Une vidéo montrant des individus cagoulés et torse nu monter des barricades sur une autoroute a été présentée comme étant prise à Calais, si on en croit la légende qui s’affiche sur les images. Plusieurs internautes en France, en Allemagne, aux États-Unis ou au Portugal ont relayé la vidéo… qui s’avère avoir été prise en Israël lors de manifestations d’Éthiopiens après la mort de l’un d’entre eux.

La vidéo a été diffusée en France par plusieurs comptes conservateurs dès le 13 juillet et popularisée par Maurizio Baldini, référent départemental des jeunes du Rassemblement national (ex-Front national) en Charente-Maritime.

Sur la publication, dès les premières secondes, s’affiche le mot "Calais", ville du nord de la France où se concentrent de nombreux migrants qui tentent d’embarquer pour l’Angleterre. On voit des individus cagoulés jeter des pierres pour bloquer une route. Les légendes partagées en français font la comparaison avec une "intifada du Hamas" palestinien, en affirmant que ces images montrent "une scène quotidienne à Calais".

Exemple de publication relayée utilisant le mot "Calais" sur la vidéo.

La publication existait déjà sur des pages Facebook en plusieurs langues : "Migrants in Calais" en anglais, "Băieții de la Calais" en roumain, ou encore "In Calais geht mal wieder der Punk ab" en allemand.

Toutes ces publications font référence à la situation à Calais. Une situation qui a, par le passé, occasionné des violences entre migrants, ou avec la police.


Exemple d'autres publications reprenant la même vidéo dès le 13 juillet et légendant "Calais".

Pourquoi c’est faux

Les Observateurs de France 24 avaient déjà eu connaissance de cette vidéo dès le début du mois de juillet : plusieurs internautes basés en Israël nous l’avaient transmise lors du début des manifestations de ressortissants éthiopiens après la mort de l’un des leurs, Salomon Teka, tué le 30 juillet par un policier.

Des manifestations avaient alors éclaté dans les rangs de cette communauté juive originaire d’Afrique de l’Est estimant être victime de racisme.

La vidéo avait été publiée le 2 juillet sur plusieurs médias israéliens et prise à l’échangeur de Gedera. Trois policiers avaient été blessés lors de ces jets de pierres, ont précisé des médias locaux.

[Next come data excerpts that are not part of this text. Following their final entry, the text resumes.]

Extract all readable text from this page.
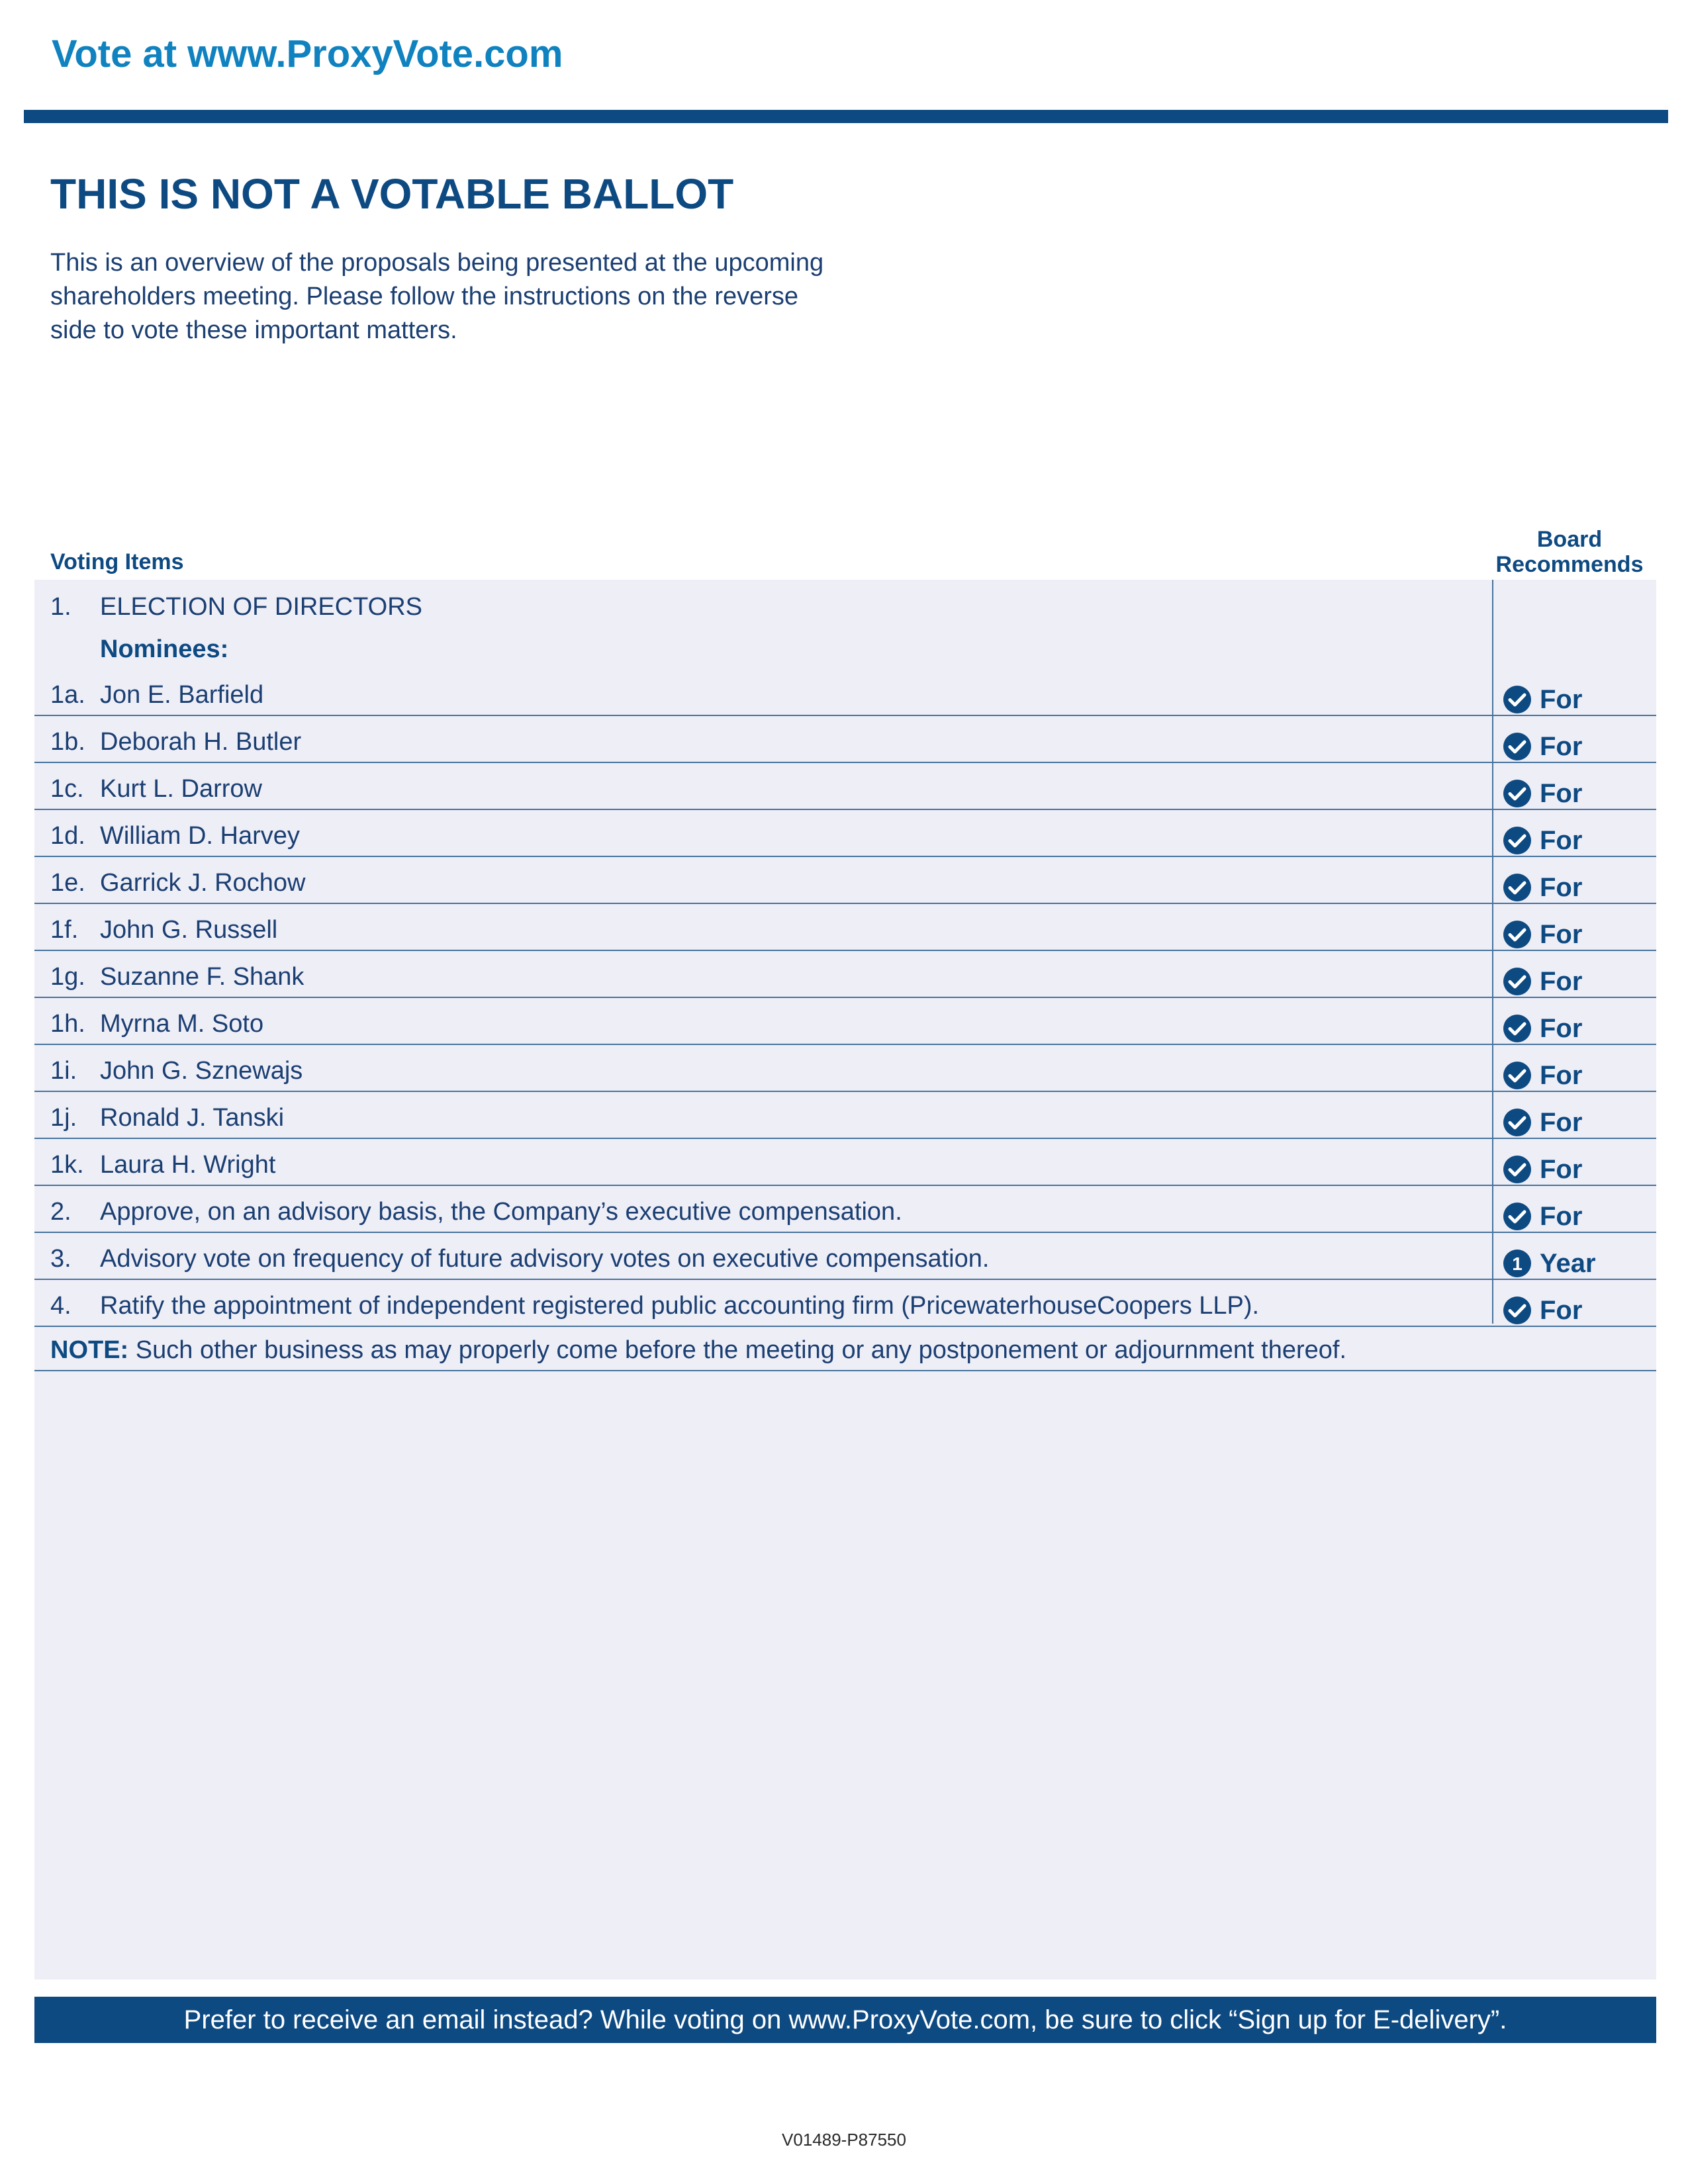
Vote at www.ProxyVote.com
THIS IS NOT A VOTABLE BALLOT
This is an overview of the proposals being presented at the upcoming shareholders meeting. Please follow the instructions on the reverse side to vote these important matters.
Voting Items
Board Recommends
1. ELECTION OF DIRECTORS
Nominees:
1a. Jon E. Barfield	For
1b. Deborah H. Butler	For
1c. Kurt L. Darrow	For
1d. William D. Harvey	For
1e. Garrick J. Rochow	For
1f. John G. Russell	For
1g. Suzanne F. Shank	For
1h. Myrna M. Soto	For
1i. John G. Sznewajs	For
1j. Ronald J. Tanski	For
1k. Laura H. Wright	For
2. Approve, on an advisory basis, the Company’s executive compensation.	For
3. Advisory vote on frequency of future advisory votes on executive compensation.	1 Year
4. Ratify the appointment of independent registered public accounting firm (PricewaterhouseCoopers LLP).	For
NOTE: Such other business as may properly come before the meeting or any postponement or adjournment thereof.
Prefer to receive an email instead? While voting on www.ProxyVote.com, be sure to click “Sign up for E-delivery”.
V01489-P87550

La rédaction des Observateurs a pu retrouver sur Google Earth l’endroit exact où s’est déroulée la scène le 2 juillet , en contrebas de l’échangeur.

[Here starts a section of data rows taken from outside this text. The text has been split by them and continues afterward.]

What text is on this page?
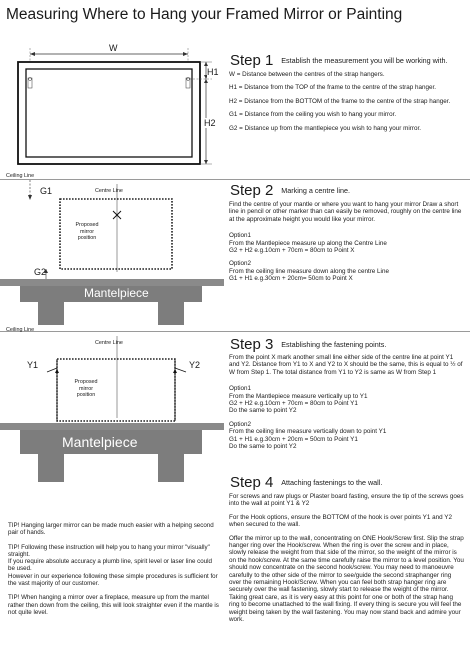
Measuring Where to Hang your Framed Mirror or Painting
W
H1
H2
Step 1 $^{Establish the measurement you will be working with.}$

W = Distance between the centres of the strap hangers.

H1 = Distance from the TOP of the frame to the centre of the strap hanger.

H2 = Distance from the BOTTOM of the frame to the centre of the strap hanger.

G1 = Distance from the ceiling you wish to hang your mirror.

G2 = Distance up from the mantlepiece you wish to hang your mirror.

Ceiling Line
Centre Line
G1
G2
Proposed
mirror
position
Mantelpiece
Step 2 $^{Marking a centre line.}$

Find the centre of your mantle or where you want to hang your mirror Draw a short line in pencil or other marker than can easily be removed, roughly on the centre line at the approximate height you would like your mirror.

Option1
From the Mantlepiece measure up along the Centre Line
G2 + H2 e.g.10cm + 70cm = 80cm to Point X

Option2
From the ceiling line measure down along the centre Line
G1 + H1 e.g.30cm + 20cm= 50cm to Point X

Ceiling Line
Centre Line
Y1	Y2
Proposed
mirror
position
Mantelpiece
Step 3 $^{Establishing the fastening points.}$

From the point X mark another small line either side of the centre line at point Y1 and Y2. Distance from Y1 to X and Y2 to X should be the same, this is equal to ½ of W from Step 1. The total distance from Y1 to Y2 is same as W from Step 1

Option1
From the Mantlepiece measure vertically up to Y1
G2 + H2 e.g.10cm + 70cm = 80cm to Point Y1
Do the same to point Y2

Option2
From the ceiling line measure vertically down to point Y1
G1 + H1 e.g.30cm + 20cm = 50cm to Point Y1
Do the same to point Y2

Step 4 $^{Attaching fastenings to the wall.}$

For screws and raw plugs or Plaster board fasting, ensure the tip of the screws goes into the wall at point Y1 & Y2

For the Hook options, ensure the BOTTOM of the hook is over points Y1 and Y2 when secured to the wall.

Offer the mirror up to the wall, concentrating on ONE Hook/Screw first. Slip the strap hanger ring over the Hook/screw. When the ring is over the screw and in place, slowly release the weight from that side of the mirror, so the weight of the mirror is on the hook/screw. At the same time carefully raise the mirror to a level position. You should now concentrate on the second hook/screw. You may need to manoeuvre carefully to the other side of the mirror to see/guide the second straphanger ring over the remaining Hook/Screw. When you can feel both strap hanger ring are securely over the wall fastening, slowly start to release the weight of the mirror. Taking great care, as it is very easy at this point for one or both of the strap hang ring to become unattached to the wall fixing. If every thing is secure you will feel the weight being taken by the wall fastening. You may now stand back and admire your work.

TIP! Hanging larger mirror can be made much easier with a helping second pair of hands.

TIP! Following these instruction will help you to hang your mirror "visually" straight.
If you require absolute accuracy a plumb line, spirit level or laser line could be used.
However in our experience following these simple procedures is sufficient for the vast majority of our customer.

TIP! When hanging a mirror over a fireplace, measure up from the mantel rather then down from the ceiling, this will look straighter even if the mantle is not quite level.
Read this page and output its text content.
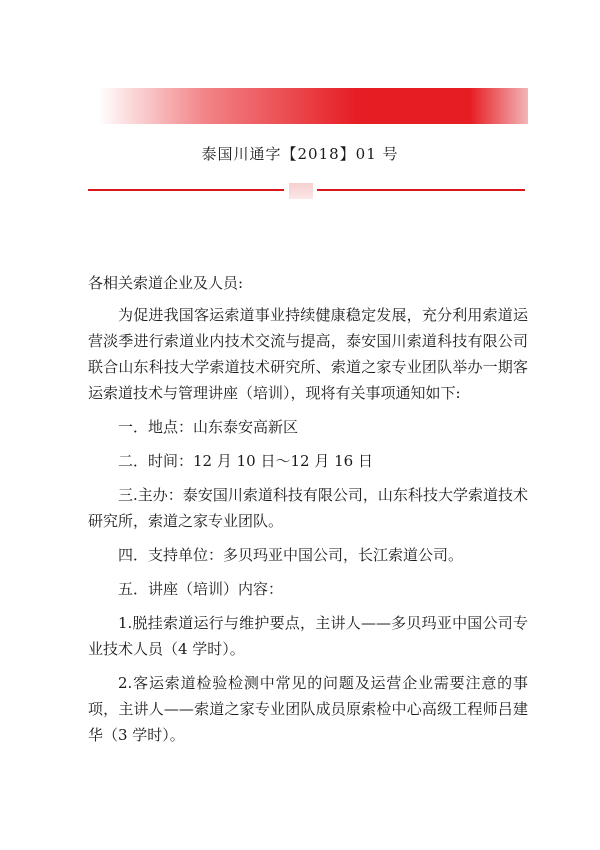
泰国川通字【2018】01 号

各相关索道企业及人员:

为促进我国客运索道事业持续健康稳定发展，充分利用索道运营淡季进行索道业内技术交流与提高，泰安国川索道科技有限公司联合山东科技大学索道技术研究所、索道之家专业团队举办一期客运索道技术与管理讲座（培训），现将有关事项通知如下:

一．地点：山东泰安高新区

二．时间：12 月 10 日～12 月 16 日

三.主办：泰安国川索道科技有限公司，山东科技大学索道技术研究所，索道之家专业团队。

四．支持单位：多贝玛亚中国公司，长江索道公司。

五．讲座（培训）内容：

1.脱挂索道运行与维护要点，主讲人——多贝玛亚中国公司专业技术人员（4 学时）。

2.客运索道检验检测中常见的问题及运营企业需要注意的事项，主讲人——索道之家专业团队成员原索检中心高级工程师吕建华（3 学时）。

Vue de l'échangeur de Gedera sur Google Earth. On reconnaît l'endroit exact où ont eu lieu les heurts, en contrebas du pont, le 2 juillet.

Accusé par de nombreuses personnes de diffuser de fausses informations, le politicien français Maurizio Baldini a finalement supprimé ses tweets. Il s’est justifié en expliquant "si vous aviez interprété que cette scène précise se passe à Calais, ce n'était pas l'objet" et en postant un reportage à Calais de la chaîne BFMTV datant de 2016 pour illustrer son propos.

Malgré cette erreur, les publications dans les autres langues étaient toujours disponible l’après-midi du 15 juillet.